If I did toss my 667 and install two 800s, would my machine be able to run the memory at 800MHz, or is my laptop's motherboard limited to 667MHz of RAM speed? Is there a noticeable difference between the two speeds for most apps?


----------



## GZ (Jan 31, 2010)

*Re: Can I use the wrong type of RAM in my laptop?*

The machine will still downclock the RAM, but the difference in speeds (likely voltages and timings as well) can cause system instability and unforseen issues. It is always best to have matched DIMMs.


----------



## Rich-M (May 2, 2007)

*Re: Can I use the wrong type of RAM in my laptop?*

Mixing different ram for speed and model and brand, gives the highest likelihood of incompatibility.


----------



## Tyree (May 10, 2009)

*Re: Can I use the wrong type of RAM in my laptop?*

I would also suggest trying Crucial's site. Crucial is the best option for OEM/standrad use and has a very high likelihood of compatibility.


----------



## joeten (Dec 4, 2008)

*Re: Can I use the wrong type of RAM in my laptop?*

I would take the advice here as being in your best interest crucial is your best answer


----------



## gumbyy (Mar 11, 2009)

*Re: Can I use the wrong type of RAM in my laptop?*

Thanks again. I'll see if i can trade in my 667 and get 2 800s. I can't mail order Crucial memory, the shipping and import taxes would make it ridiculously expensive.


----------



## gumbyy (Mar 11, 2009)

*Re: Can I use the wrong type of RAM in my laptop?*

By the way, the System Information for Windows utility tells me that my existing 667 memory is running at only 333 MHz. Why is that?


----------



## gcavan (Aug 13, 2009)

*Re: Can I use the wrong type of RAM in my laptop?*

333 MHz is the clock speed. DDR memory cycles on the rising and falling sides of each clock cycle to give a memory speed of 666 MHz Thus its name; *D*ouble *D*ata *R*ate.


----------



## gumbyy (Mar 11, 2009)

*Re: Can I use the wrong type of RAM in my laptop?*

Okay. Thanks for explaining.


----------



## gumbyy (Mar 11, 2009)

*Re: Can I use the wrong type of RAM in my laptop?*

Can I install a 2 GB module instead of a 1 GB? I read somewhere that if you have two slots you should install the same capacity RAM in each one. So since I have 1 GB in one slot, I shouldn't try to put a 2 GB module in the other slot to bring total to 3 GB?


----------



## gcavan (Aug 13, 2009)

*Re: Can I use the wrong type of RAM in my laptop?*

No reason why you cannot. 

For best results both DIMM's should be identical, but it is not mandatory. What will most likely happen, Windows will accept and use all 3GB but only the 1GB DIMM and the first 1GB of the 2GB DIMM will operate in dual channel mode. You may take a slight (probably not noticeable) hit in memory access time over what it would be if 2 x 2GB were used.


----------



## gumbyy (Mar 11, 2009)

*Re: Can I use the wrong type of RAM in my laptop?*



gcavan said:


> No reason why you cannot.
> 
> For best results both DIMM's should be identical, but it is not mandatory. What will most likely happen, Windows will accept and use all 3GB but only the 1GB DIMM and the first 1GB of the 2GB DIMM will operate in dual channel mode. You may take a slight (probably not noticeable) hit in memory access time over what it would be if 2 x 2GB were used.

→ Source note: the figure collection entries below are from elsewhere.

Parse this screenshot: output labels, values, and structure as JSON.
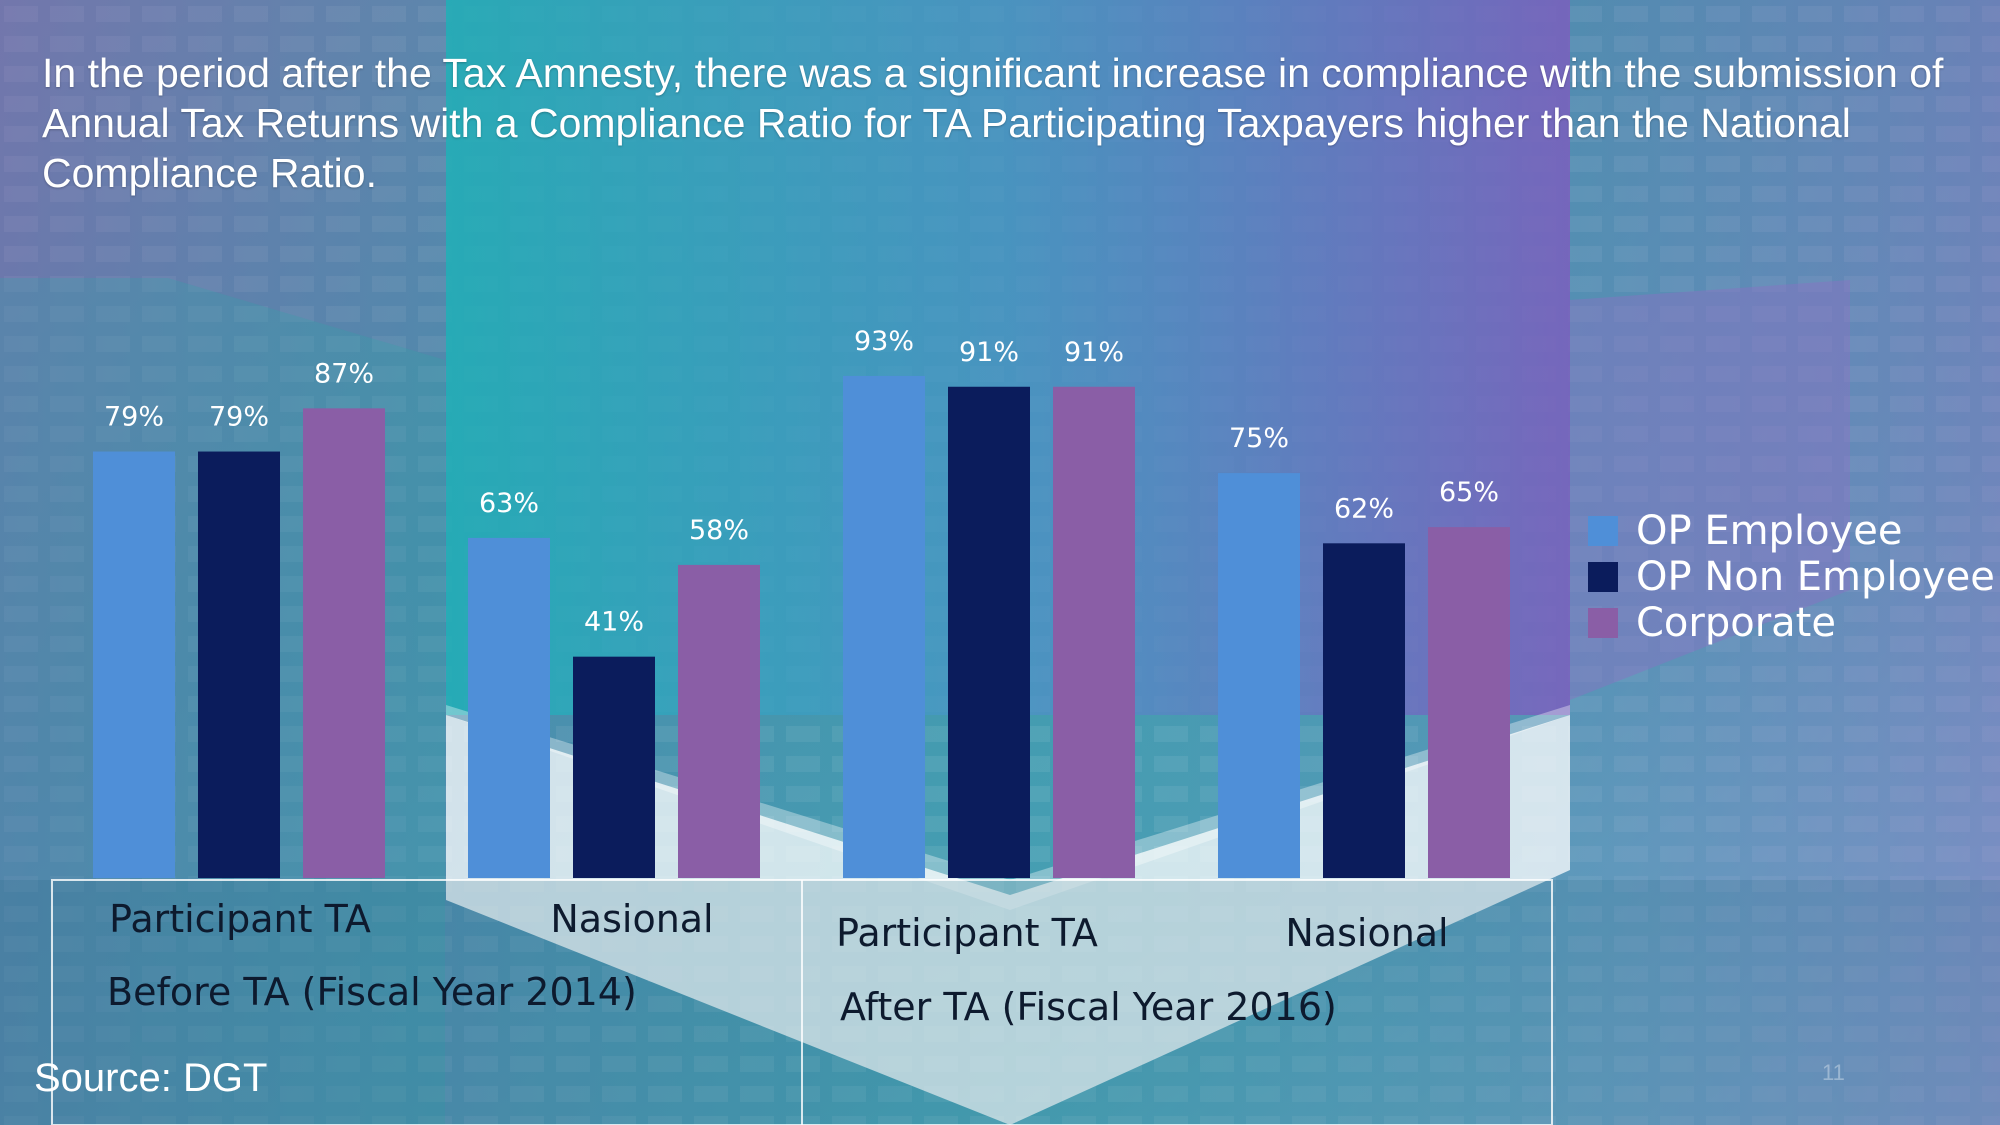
{
  "headline": "In the period after the Tax Amnesty, there was a significant increase in compliance with the submission of Annual Tax Returns with a Compliance Ratio for TA Participating Taxpayers higher than the National Compliance Ratio.",
  "source": "Source: DGT",
  "page_number": "11",
  "colors": {
    "op_employee": "#4f8fd8",
    "op_non_employee": "#0b1c5c",
    "corporate": "#8a5ea6"
  },
  "chart_data": {
    "type": "bar",
    "categories": [
      "Participant TA",
      "Nasional",
      "Participant TA",
      "Nasional"
    ],
    "groups": [
      "Before TA   (Fiscal Year 2014)",
      "After TA (Fiscal Year 2016)"
    ],
    "series": [
      {
        "name": "OP Employee",
        "values": [
          79,
          63,
          93,
          75
        ],
        "labels": [
          "79%",
          "63%",
          "93%",
          "75%"
        ]
      },
      {
        "name": "OP Non Employee",
        "values": [
          79,
          41,
          91,
          62
        ],
        "labels": [
          "79%",
          "41%",
          "91%",
          "62%"
        ]
      },
      {
        "name": "Corporate",
        "values": [
          87,
          58,
          91,
          65
        ],
        "labels": [
          "87%",
          "58%",
          "91%",
          "65%"
        ]
      }
    ],
    "ylim": [
      0,
      100
    ],
    "legend_position": "right"
  }
}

Thanks gcavan. Well I am running XP and I don't know anything about dual channel mode or other RAM technical stuff. If I install a 2 GB module in there, to bring the total to 3 GB, will I get the performance benefit of the third GB or not? If not, there's no reason to spend the extra money on a 2 GB module and I will just buy a 1 GB.


----------



## Rich-M (May 2, 2007)

*Re: Can I use the wrong type of RAM in my laptop?*

Yes you will see a difference and it will be worth it. Dual channel will give you better performance using the same exact ram in 2 slots, but 3 gb will give your more responsiveness than 2 used that way.


----------



## gumbyy (Mar 11, 2009)

*Re: Can I use the wrong type of RAM in my laptop?*

Thanks, Rich-M


----------



## Rich-M (May 2, 2007)

*Re: Can I use the wrong type of RAM in my laptop?*

Welcome.


----------